So at my employer, we’ve recently switched to Scrum for our development purposes and the transition has been, difficult. It was easy to jump off the cliff, but were hitting every tree branch on the way down. I’ll have to write another post about all that, because I would never get to JSUnit if I blabbed on and on about Scrum.

To summarize that future post in short, we now have time and the will to accommodate Javascript testing, off I go to find a nice framework. There was two frameworks nicknamed JSUnit but only one seemed really professionally ready. So I installed, implemented, and experienced.

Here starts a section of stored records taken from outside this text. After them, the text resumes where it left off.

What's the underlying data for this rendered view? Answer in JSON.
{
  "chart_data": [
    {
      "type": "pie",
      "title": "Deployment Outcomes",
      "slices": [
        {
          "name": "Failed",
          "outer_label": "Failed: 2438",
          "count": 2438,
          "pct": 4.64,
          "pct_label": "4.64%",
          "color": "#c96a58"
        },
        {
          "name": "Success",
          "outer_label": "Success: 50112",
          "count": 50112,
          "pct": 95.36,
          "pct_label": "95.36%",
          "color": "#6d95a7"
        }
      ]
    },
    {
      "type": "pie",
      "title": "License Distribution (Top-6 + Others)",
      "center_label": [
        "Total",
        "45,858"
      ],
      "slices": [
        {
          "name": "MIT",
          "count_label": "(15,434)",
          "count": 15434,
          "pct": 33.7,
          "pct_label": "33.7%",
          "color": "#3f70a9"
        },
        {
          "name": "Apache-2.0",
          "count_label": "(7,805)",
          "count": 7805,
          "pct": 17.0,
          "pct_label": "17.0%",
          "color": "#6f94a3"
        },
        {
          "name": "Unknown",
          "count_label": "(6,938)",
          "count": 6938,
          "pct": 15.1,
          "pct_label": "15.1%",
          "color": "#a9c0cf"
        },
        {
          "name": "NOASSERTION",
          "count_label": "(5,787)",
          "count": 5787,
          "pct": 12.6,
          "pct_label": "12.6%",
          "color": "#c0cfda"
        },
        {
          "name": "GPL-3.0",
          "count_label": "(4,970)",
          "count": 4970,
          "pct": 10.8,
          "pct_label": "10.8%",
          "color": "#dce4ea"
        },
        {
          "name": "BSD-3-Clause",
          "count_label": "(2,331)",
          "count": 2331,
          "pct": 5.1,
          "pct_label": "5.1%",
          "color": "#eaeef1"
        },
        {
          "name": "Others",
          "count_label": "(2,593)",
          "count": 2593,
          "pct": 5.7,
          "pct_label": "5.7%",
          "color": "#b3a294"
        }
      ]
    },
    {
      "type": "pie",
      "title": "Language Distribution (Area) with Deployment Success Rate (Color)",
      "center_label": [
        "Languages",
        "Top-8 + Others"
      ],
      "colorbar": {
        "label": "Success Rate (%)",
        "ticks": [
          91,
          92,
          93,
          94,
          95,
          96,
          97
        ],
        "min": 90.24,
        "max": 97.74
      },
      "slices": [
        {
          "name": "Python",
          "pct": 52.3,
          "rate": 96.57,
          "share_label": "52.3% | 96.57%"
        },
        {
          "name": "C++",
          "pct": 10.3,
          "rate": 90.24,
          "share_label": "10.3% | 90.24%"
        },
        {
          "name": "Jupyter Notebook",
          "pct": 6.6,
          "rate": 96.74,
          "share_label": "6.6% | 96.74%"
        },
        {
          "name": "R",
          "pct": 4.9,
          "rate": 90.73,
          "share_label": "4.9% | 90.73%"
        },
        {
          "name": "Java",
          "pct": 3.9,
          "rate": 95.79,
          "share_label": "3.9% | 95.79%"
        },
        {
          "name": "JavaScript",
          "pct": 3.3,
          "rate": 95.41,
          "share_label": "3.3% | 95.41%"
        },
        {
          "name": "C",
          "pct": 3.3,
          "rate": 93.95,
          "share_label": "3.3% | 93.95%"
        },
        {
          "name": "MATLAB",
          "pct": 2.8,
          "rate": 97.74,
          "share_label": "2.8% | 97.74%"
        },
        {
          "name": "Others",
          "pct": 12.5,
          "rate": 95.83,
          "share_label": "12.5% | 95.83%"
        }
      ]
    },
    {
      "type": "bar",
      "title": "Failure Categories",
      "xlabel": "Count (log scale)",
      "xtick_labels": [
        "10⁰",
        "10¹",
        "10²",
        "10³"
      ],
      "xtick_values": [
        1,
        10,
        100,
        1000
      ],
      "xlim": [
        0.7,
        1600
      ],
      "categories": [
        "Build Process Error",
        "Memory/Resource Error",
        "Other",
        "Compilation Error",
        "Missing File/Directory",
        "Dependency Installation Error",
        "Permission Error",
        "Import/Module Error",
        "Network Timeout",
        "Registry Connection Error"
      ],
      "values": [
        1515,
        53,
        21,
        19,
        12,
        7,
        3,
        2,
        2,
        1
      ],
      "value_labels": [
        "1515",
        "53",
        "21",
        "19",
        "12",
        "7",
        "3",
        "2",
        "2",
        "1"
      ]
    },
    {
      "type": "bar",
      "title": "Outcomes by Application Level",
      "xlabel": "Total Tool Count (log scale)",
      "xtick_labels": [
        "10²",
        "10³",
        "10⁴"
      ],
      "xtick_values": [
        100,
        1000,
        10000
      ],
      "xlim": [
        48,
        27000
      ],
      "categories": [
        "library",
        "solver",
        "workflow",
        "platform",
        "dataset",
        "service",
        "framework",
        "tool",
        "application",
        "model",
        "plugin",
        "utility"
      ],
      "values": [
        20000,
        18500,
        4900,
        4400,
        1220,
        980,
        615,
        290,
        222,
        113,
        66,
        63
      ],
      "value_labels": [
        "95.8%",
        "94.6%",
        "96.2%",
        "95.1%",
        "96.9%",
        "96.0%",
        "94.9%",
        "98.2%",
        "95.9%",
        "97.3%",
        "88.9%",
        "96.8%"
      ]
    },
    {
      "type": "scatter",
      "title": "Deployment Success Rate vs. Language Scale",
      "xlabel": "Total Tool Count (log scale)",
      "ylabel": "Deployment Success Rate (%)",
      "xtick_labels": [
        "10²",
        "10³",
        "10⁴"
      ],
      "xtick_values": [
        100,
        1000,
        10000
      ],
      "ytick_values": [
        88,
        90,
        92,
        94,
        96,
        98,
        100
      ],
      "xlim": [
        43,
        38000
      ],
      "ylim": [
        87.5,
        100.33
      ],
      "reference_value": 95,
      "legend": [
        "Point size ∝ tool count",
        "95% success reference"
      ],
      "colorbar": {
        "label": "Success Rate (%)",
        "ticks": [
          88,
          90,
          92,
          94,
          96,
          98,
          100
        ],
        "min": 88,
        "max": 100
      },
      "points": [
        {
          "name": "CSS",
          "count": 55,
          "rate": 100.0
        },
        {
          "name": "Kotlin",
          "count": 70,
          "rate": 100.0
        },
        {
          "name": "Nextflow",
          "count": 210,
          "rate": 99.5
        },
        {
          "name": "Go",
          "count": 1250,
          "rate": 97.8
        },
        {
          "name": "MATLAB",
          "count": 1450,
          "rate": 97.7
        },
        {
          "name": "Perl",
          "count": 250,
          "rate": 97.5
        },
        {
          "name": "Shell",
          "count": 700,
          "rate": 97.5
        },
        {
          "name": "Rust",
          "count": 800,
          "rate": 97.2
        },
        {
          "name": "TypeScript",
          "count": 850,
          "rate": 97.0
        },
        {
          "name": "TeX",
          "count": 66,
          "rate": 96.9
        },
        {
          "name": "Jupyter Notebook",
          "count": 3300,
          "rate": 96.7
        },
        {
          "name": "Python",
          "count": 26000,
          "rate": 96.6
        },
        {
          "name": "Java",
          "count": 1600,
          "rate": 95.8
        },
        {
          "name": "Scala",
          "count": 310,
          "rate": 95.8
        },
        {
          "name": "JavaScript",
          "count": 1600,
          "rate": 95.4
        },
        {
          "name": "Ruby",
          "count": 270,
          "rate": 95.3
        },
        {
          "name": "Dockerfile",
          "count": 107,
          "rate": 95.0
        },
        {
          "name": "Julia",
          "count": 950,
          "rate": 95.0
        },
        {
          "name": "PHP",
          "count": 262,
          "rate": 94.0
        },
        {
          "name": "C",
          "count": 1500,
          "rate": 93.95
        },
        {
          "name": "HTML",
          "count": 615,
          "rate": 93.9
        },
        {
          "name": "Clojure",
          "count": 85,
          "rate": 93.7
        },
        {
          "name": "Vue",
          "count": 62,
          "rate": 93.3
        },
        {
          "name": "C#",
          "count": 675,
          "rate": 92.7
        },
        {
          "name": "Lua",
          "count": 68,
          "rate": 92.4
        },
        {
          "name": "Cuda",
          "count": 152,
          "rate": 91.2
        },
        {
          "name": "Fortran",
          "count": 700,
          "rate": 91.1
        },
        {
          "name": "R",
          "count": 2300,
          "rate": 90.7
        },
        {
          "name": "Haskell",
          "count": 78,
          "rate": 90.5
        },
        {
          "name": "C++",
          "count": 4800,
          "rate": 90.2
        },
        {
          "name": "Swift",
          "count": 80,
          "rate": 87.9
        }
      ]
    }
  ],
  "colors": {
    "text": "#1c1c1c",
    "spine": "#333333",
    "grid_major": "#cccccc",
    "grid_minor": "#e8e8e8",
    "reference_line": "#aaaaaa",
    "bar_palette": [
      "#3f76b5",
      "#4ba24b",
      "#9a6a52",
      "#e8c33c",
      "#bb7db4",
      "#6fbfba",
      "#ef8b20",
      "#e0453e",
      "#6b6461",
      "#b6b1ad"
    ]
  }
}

This review is made up of two separate but equally important parts, the bad, and the good, these are thier stories.

Da Dummmmm The Bad

  • Does not allow Remote Execution of local test scripts
    • Being a self proclaimed WebDev god, I really should be able to figure this one out exactly, though the only thing I’m able to deduce so far is that the security settings won’t let me run scripts from so many domains in the context JSUnit needs. This is a moderate hindrance as I wanted to be able to have the JSUnit test runner application to be run on one machine and I could tell everyone to navigate to this server to use it, but instead I had to get everyone to install the test runner themselves.
    • I was able to have the test pages reference the jsUnit application script remotely, this needed to be on every page and so its nice that it was able to be centralized.
  • Does not allow selection of tests, does not display names of tests run.
    • Am I spoiled by NUnit’s simple but informative layout? And it does list the names of the failing tests, with a button that you can press to see why it failed. But It still seems like, this should be a nice little UI that would show me all the info I need to get a clear picture on what happened in one glance.
  • Does
    not allow multiple pages to be run.

    • I’ve not digged into how JSUnit works, but being able to cue up a list of pages with tests on them would be very helpfull. This may also solve the issue with refreshing the page and losing the URL to your test page, irritating. Grrrr!
  • Total lack of ability test an Asynchronous operation.
    • This is the 06, I need to be able to unit test an AJAX call. Obviously I can make the call, but I can’t validate the results in any way.

The Good, Yaaaay!

  • Damn, that was kinda easy.
    • That great satisfied feeling was still there, it made the code super slim and easy, and it even made me modularize it to just about the right level.
    • Installation is almost to simple, I don’t think people around here feel like its a solid framework when you just have to setup a virtual directory, unzip and navigate to the test runner. Wheres the configuration file? Don’t I have to install some file I don’t know exists?
  • Pat on the back and a blind eye.
    • This process has been well recieved, those with a stake in the script have been very encouraging to me to get this implemented. Testing is excited that they will have additional coverage, that they don’t even have to write. Management is excited because they actually know the value of unit testing. Everyone else, well they don’t have quite the infatuation with Javascript as I do, and thier lust for this framework has been tempered so far. We don’t really have a lot of javascript projects going on right now, so that might change as the work comes along, but until then…
  • It does its job
    • For all the points against it for poor UI, its still doing a very good job at its core function, which is to unit tests javascript. I feel more comfortable now then I ever have about script in the past, and its never been cleaner.